On the basis of my understanding of the Rose Cheramie story, I am aware that Dr. Weiss believed she had foreknowledge, and officer Fruge. I believe they were mistaken, for reasons I thought Litwin explained well.

If you won't read, show no sign of being open to reevaluating existing beliefs on the matter if there is different information shown, but come across as saying belligerently, "YOU try to prove it to me--I dare you!" ... are you surprised at someone not having motivation to recite to you the specific content discussed in Litwin's chapter that you say you will refuse to look at, while demanding to have explained to you what is there and showing no sign of interest in actually learning, but only attacking?

Why not read Greg Parker's article? It is a somewhat different but complementary angle of analysis arriving at the same conclusion, and I think Parker's analysis on this is pretty convincing too. On this issue, it doesn't matter who writes an argument. The facts and documents and judicious assessment thereof on that subject matter are what matter.

As mentioned before, I have had a long interest in the Rose Cheramie story from having lived in the tiny town in east Texas where, about seven years before I arrived as a college student, she had been killed. I wrote a thoughtful, reflective piece earlier in this thread on a particular detail of the Rose Cheramie (Mercades) case from my own personal analysis. To that I can add one point, on the question of why she was hitchhiking where she was in the isolated area the night she was run over.

I don't know why, but (if I had the location right when I went to see where she was killed) there is an entrance to a state park there. I got the impression she was near if not right at that entrance, which could suggest she came out of that park, or else was dropped off there by a car which did enter or leave that park.

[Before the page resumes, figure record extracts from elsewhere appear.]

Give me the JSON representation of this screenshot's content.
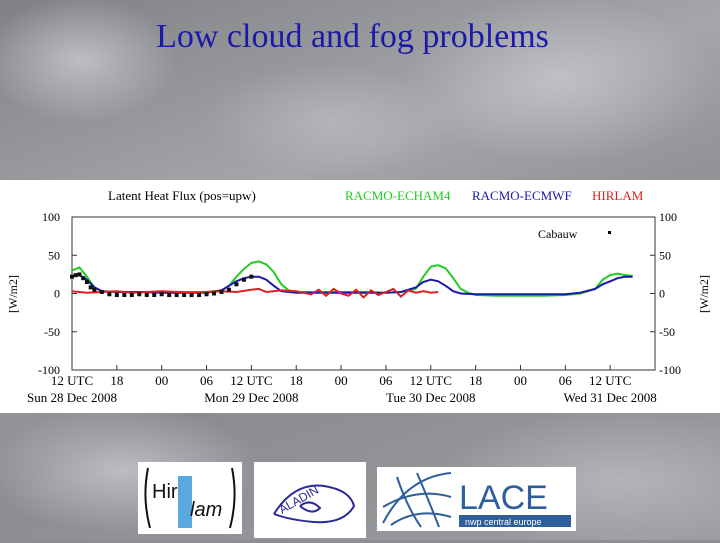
{
  "slide": {
    "title": "Low cloud and fog problems"
  },
  "chart_data": {
    "type": "line",
    "title": "Latent Heat Flux (pos=upw)",
    "ylabel_left": "[W/m2]",
    "ylabel_right": "[W/m2]",
    "ylim": [
      -100,
      100
    ],
    "y_ticks_left": [
      100,
      50,
      0,
      -50,
      -100
    ],
    "y_ticks_right": [
      100,
      50,
      0,
      -50,
      -100
    ],
    "xlim": [
      0,
      78
    ],
    "x_ticks": [
      {
        "x": 0,
        "label": "12 UTC"
      },
      {
        "x": 6,
        "label": "18"
      },
      {
        "x": 12,
        "label": "00"
      },
      {
        "x": 18,
        "label": "06"
      },
      {
        "x": 24,
        "label": "12 UTC"
      },
      {
        "x": 30,
        "label": "18"
      },
      {
        "x": 36,
        "label": "00"
      },
      {
        "x": 42,
        "label": "06"
      },
      {
        "x": 48,
        "label": "12 UTC"
      },
      {
        "x": 54,
        "label": "18"
      },
      {
        "x": 60,
        "label": "00"
      },
      {
        "x": 66,
        "label": "06"
      },
      {
        "x": 72,
        "label": "12 UTC"
      }
    ],
    "date_labels": [
      {
        "x": 0,
        "label": "Sun 28 Dec 2008"
      },
      {
        "x": 24,
        "label": "Mon 29 Dec 2008"
      },
      {
        "x": 48,
        "label": "Tue 30 Dec 2008"
      },
      {
        "x": 72,
        "label": "Wed 31 Dec 2008"
      }
    ],
    "observation_label": "Cabauw",
    "series": [
      {
        "name": "RACMO-ECHAM4",
        "color": "#22cc22",
        "points": [
          [
            0,
            30
          ],
          [
            1,
            34
          ],
          [
            2,
            22
          ],
          [
            3,
            8
          ],
          [
            4,
            3
          ],
          [
            6,
            2
          ],
          [
            9,
            2
          ],
          [
            12,
            2
          ],
          [
            15,
            2
          ],
          [
            18,
            2
          ],
          [
            20,
            4
          ],
          [
            21,
            10
          ],
          [
            22,
            22
          ],
          [
            23,
            32
          ],
          [
            24,
            40
          ],
          [
            25,
            42
          ],
          [
            26,
            38
          ],
          [
            27,
            28
          ],
          [
            28,
            12
          ],
          [
            29,
            4
          ],
          [
            30,
            2
          ],
          [
            33,
            2
          ],
          [
            36,
            2
          ],
          [
            39,
            2
          ],
          [
            42,
            1
          ],
          [
            44,
            2
          ],
          [
            46,
            6
          ],
          [
            47,
            22
          ],
          [
            48,
            35
          ],
          [
            49,
            37
          ],
          [
            50,
            33
          ],
          [
            51,
            20
          ],
          [
            52,
            6
          ],
          [
            53,
            1
          ],
          [
            54,
            -2
          ],
          [
            57,
            -3
          ],
          [
            60,
            -3
          ],
          [
            63,
            -3
          ],
          [
            66,
            -2
          ],
          [
            68,
            0
          ],
          [
            70,
            6
          ],
          [
            71,
            18
          ],
          [
            72,
            24
          ],
          [
            73,
            26
          ],
          [
            74,
            24
          ],
          [
            75,
            23
          ]
        ]
      },
      {
        "name": "RACMO-ECMWF",
        "color": "#1a1aaa",
        "points": [
          [
            0,
            22
          ],
          [
            1,
            24
          ],
          [
            2,
            18
          ],
          [
            3,
            8
          ],
          [
            4,
            3
          ],
          [
            6,
            2
          ],
          [
            9,
            2
          ],
          [
            12,
            1
          ],
          [
            15,
            1
          ],
          [
            18,
            1
          ],
          [
            20,
            4
          ],
          [
            21,
            10
          ],
          [
            22,
            16
          ],
          [
            23,
            20
          ],
          [
            24,
            22
          ],
          [
            25,
            22
          ],
          [
            26,
            18
          ],
          [
            27,
            10
          ],
          [
            28,
            3
          ],
          [
            30,
            1
          ],
          [
            33,
            1
          ],
          [
            36,
            1
          ],
          [
            39,
            1
          ],
          [
            42,
            1
          ],
          [
            44,
            2
          ],
          [
            46,
            8
          ],
          [
            47,
            15
          ],
          [
            48,
            18
          ],
          [
            49,
            16
          ],
          [
            50,
            10
          ],
          [
            51,
            3
          ],
          [
            52,
            0
          ],
          [
            54,
            -1
          ],
          [
            57,
            -1
          ],
          [
            60,
            -1
          ],
          [
            63,
            -1
          ],
          [
            66,
            -1
          ],
          [
            68,
            1
          ],
          [
            70,
            6
          ],
          [
            71,
            12
          ],
          [
            72,
            16
          ],
          [
            73,
            20
          ],
          [
            74,
            22
          ],
          [
            75,
            22
          ]
        ]
      },
      {
        "name": "HIRLAM",
        "color": "#dd2020",
        "points": [
          [
            0,
            3
          ],
          [
            2,
            1
          ],
          [
            4,
            2
          ],
          [
            6,
            3
          ],
          [
            8,
            1
          ],
          [
            10,
            2
          ],
          [
            12,
            3
          ],
          [
            14,
            2
          ],
          [
            16,
            1
          ],
          [
            18,
            2
          ],
          [
            20,
            3
          ],
          [
            22,
            2
          ],
          [
            24,
            5
          ],
          [
            25,
            6
          ],
          [
            26,
            2
          ],
          [
            28,
            4
          ],
          [
            30,
            3
          ],
          [
            32,
            -1
          ],
          [
            33,
            5
          ],
          [
            34,
            -3
          ],
          [
            35,
            6
          ],
          [
            36,
            0
          ],
          [
            37,
            -3
          ],
          [
            38,
            5
          ],
          [
            39,
            -5
          ],
          [
            40,
            4
          ],
          [
            41,
            -2
          ],
          [
            42,
            2
          ],
          [
            43,
            6
          ],
          [
            44,
            -4
          ],
          [
            45,
            4
          ],
          [
            46,
            1
          ],
          [
            47,
            3
          ],
          [
            48,
            1
          ],
          [
            49,
            2
          ]
        ]
      },
      {
        "name": "Cabauw",
        "color": "#101010",
        "marker": "square",
        "points": [
          [
            0,
            22
          ],
          [
            0.5,
            24
          ],
          [
            1,
            25
          ],
          [
            1.5,
            20
          ],
          [
            2,
            15
          ],
          [
            2.5,
            8
          ],
          [
            3,
            5
          ],
          [
            4,
            2
          ],
          [
            5,
            -1
          ],
          [
            6,
            -2
          ],
          [
            7,
            -2
          ],
          [
            8,
            -2
          ],
          [
            9,
            -1
          ],
          [
            10,
            -2
          ],
          [
            11,
            -2
          ],
          [
            12,
            -1
          ],
          [
            13,
            -2
          ],
          [
            14,
            -2
          ],
          [
            15,
            -2
          ],
          [
            16,
            -2
          ],
          [
            17,
            -2
          ],
          [
            18,
            -1
          ],
          [
            19,
            0
          ],
          [
            20,
            2
          ],
          [
            21,
            5
          ],
          [
            22,
            12
          ],
          [
            23,
            18
          ],
          [
            24,
            22
          ]
        ]
      }
    ],
    "grid": false,
    "legend_position": "top"
  }
}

A second fact is the location where she was killed, from my memory, was actually within walking distance of Big Sandy itself--not a short walk, a couple of miles or so, I don't recall, but not impossible to walk--and from there one could hitchhike on Highway 80 straight shot west to Dallas, or to points east in Louisiana, whichever way she intended. However without someone coming forward who had been with her or driven her there who could explain, which never is known to have happened, it remains ultimately a mystery as to how she got there. 

GD--I appreciate your collegial tone.

At times, being civil is akin to casting pearls before swine.